Von Neumann's lesson was not that logic and knowledge belong together. It was that once you pull them apart, the connection between them sets how fast the whole machine can run — and the rest of the system arranges itself around it. The first time we drew that line it shaped fifty years of computing: the memory hierarchy, the tower of abstractions, the whole habit of building to hide the distance to the data. How we program, what we optimize, where the hard engineering goes — all of it organized around one channel. For ten years we built models as if their version of that connection were free. It never was.

Value collects at the constraint, and right now the constraint is the connection — along with whatever learns to decide what crosses it. And a connection does more than move facts. Andy Clark argued that the mind reaches past the skull into the tools it thinks with: the notebook, the search bar, now the store a model reads from. What a system can reach for becomes part of what it knows, and then part of what it thinks. Which makes the deciding layer a good deal more than an efficiency. A flow you can control is a flow you can gate, meter, and shape, and whoever runs the planner draws the edges of what every system downstream of it can know — and, in time, what it can even think to ask. That is power, not plumbing. So the open question is not only whether the layer lives out where anyone can build on it or folds quietly back into the weights, but who gets to decide what crosses it. We are early enough that it is still ours to settle — which is the thing worth settling on purpose.

[1] The clearest demonstration that inference-time compute can substitute for parameters is Snell et al., Scaling LLM Test-Time Compute Optimally Can Be More Effective Than Scaling Model Parameters (2024), the line of work behind reasoning models that spend more compute on harder problems.

[2] The compute scaling law was set out in Kaplan et al., Scaling Laws for Neural Language Models (2020), and refined by the Chinchilla work, Hoffmann et al., Training Compute-Optimal Large Language Models (2022). The bend is now visible: Epoch AI estimates GPT-5 used less total training compute than GPT-4.5, the first generational decrease, attributing it to a shift toward post-training while expecting GPT-6 to resume scaling. A bend, not yet a break.

[3] Epoch AI puts the effective stock of quality-adjusted human-generated public text at roughly 300 trillion tokens, and projects that frontier models will fully use it sometime between about 2026 and 2032 (Villalobos et al., Will We Run Out of Data?, 2024). Synthetic and multimodal sources push the wall out but do not remove it, which is part of why freshly sourced external knowledge gains value as the training-token supply tightens.

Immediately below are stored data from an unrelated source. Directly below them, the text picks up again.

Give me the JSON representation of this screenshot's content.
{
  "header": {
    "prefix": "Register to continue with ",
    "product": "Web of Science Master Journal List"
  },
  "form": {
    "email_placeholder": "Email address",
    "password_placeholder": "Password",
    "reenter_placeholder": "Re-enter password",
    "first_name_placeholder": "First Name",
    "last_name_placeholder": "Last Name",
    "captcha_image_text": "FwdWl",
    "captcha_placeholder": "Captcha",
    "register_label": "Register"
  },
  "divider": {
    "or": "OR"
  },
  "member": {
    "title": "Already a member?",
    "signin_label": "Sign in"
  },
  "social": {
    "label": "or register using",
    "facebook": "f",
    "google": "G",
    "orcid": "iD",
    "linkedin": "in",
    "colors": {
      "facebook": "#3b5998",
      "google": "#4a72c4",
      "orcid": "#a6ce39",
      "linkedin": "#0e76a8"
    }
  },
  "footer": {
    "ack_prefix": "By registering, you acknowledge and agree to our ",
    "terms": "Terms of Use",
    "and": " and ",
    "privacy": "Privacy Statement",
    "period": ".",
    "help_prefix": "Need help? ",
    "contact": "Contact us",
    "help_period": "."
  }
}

[4] Shao et al., Scaling Retrieval-Based Language Models with a Trillion-Token Datastore (2024), built a 1.4-trillion-token datastore (MassiveDS) and found that datastore size "monotonically improves" performance "without obvious saturation," so that a smaller model with a large enough store outperforms a larger model alone on knowledge-intensive tasks, at lower training cost. Its internalized cousin, Berges et al., Memory Layers at Scale (2024), gives a dedicated lookup component its own parameters and reports beating dense models trained with more than twice the compute. Both point the same way: knowledge wants its own container, whether outside the model or as a separate layer inside it.

[5] Retrieval-augmented models were shown to work well before the current wave: Khandelwal et al., kNN-LM (2019), and Borgeaud et al., RETRO (2021), which improved a model by retrieving from a database of trillions of tokens. The idea is settled; shipping it at frontier latency is not.